D’un autre côté, les étudiants se sont rendu compte qu’ils ne menaient pas le même combat que les professeurs et qu’ils étaient même manipulés par ceux-ci. Bien sûr, parmi les étudiants en grève, il y en a qui se mobilisent pour les mêmes raisons qu’en 2008, à savoir d’exiger le maintient des frais de scolarité, d’obtenir un financement adéquat et d’empêcher la privatisation. Toutefois, je pense que la majorité des étudiants s’étaient mobilisés également et surtout pour appuyer les professeurs. Maintenant que l’une des deux raisons ne tient plus et qu’ils se retrouvent fins seuls pour la seconde, seront-ils encore prêts à sacrifier leur session ?
Personnellement, je ne peux pas me permettre une importante prolongation de la session. Mes ridicules versements en prêts gouvernementaux sont terminés, un étirement de la session n’y changeant strictement rien. Il me reste encore des prestations d’assurance-emploi à recevoir, mais aucune d’elles ne me sera verser tant que je serai aux études, car je serais évidemment indisponible au travail. Enfin, il est difficile dans mon patelin de se trouver un emploi à temps partiel qui se conjuguerait bien avec mon étrange horaire scolaire.
Je ne souhaite pas que les professeurs fassent une entorse à leurs valeurs et principes pour revenir en classe.

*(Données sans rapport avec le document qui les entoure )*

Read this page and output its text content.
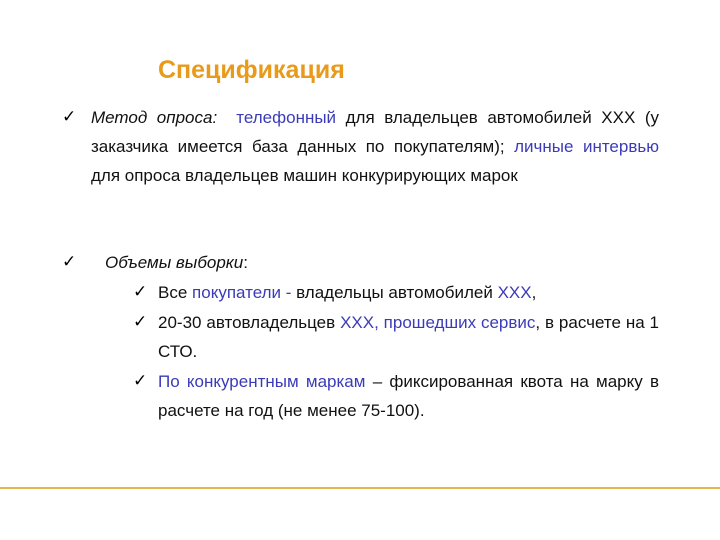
Спецификация
✓ Метод опроса: телефонный для владельцев автомобилей ХХХ (у заказчика имеется база данных по покупателям); личные интервью для опроса владельцев машин конкурирующих марок
✓ Объемы выборки:
✓ Все покупатели - владельцы автомобилей ХХХ,
✓ 20-30 автовладельцев ХХХ, прошедших сервис, в расчете на 1 СТО.
✓ По конкурентным маркам – фиксированная квота на марку в расчете на год (не менее 75-100).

Je souhaite encore moins que le gouvernement adopte une loi spéciale (ils évitent hypocritement d’employer ce terme) pour forcer leur retour au travail. Advenant une poursuite de la grève par les professeurs, je préfèrerais qu’on annule leurs cours plutôt que de prolonger la session, à moins que la négociation des critères de validation de la session ne permette une prolongation « écourtée ». Malheureusement, seule la loi spéciale, forçant le retour au travail pour le 19 avril, semble pouvoir permettre cette éventualité.
Dans mon cas, un reprise, non perturbée par les professeurs, des cours donnés par les chargés de cours serait suffisant, même si l’administration devant invalider ceux dispensés par le corps professoral. Cette situation serait cependant problématique, voire inacceptable, par plusieurs autres étudiants pour qui les professeurs représentent la majorité des enseignants.
L’idéal serait un retour au travail jovial permis par une entente satisfaisante pour tous, et ce avant l’ultimatum des dix jours imposés par la ministre Courchesne. On peut toujours rêver !
(Photo: Émilie Tournevache)







Une prolongation écourtée? C’est quoi ça?
Accent Grave
Pour le moment, il est prévu que chaque heure de cours doit être reprise. Les conditions de validation de la session restent néanmoins à être négociées. Ainsi, peut-être que le corps professoral et l’administration arriveront à une entente permettant de terminer plus rapidement la session que ce qui est actuellement prévu.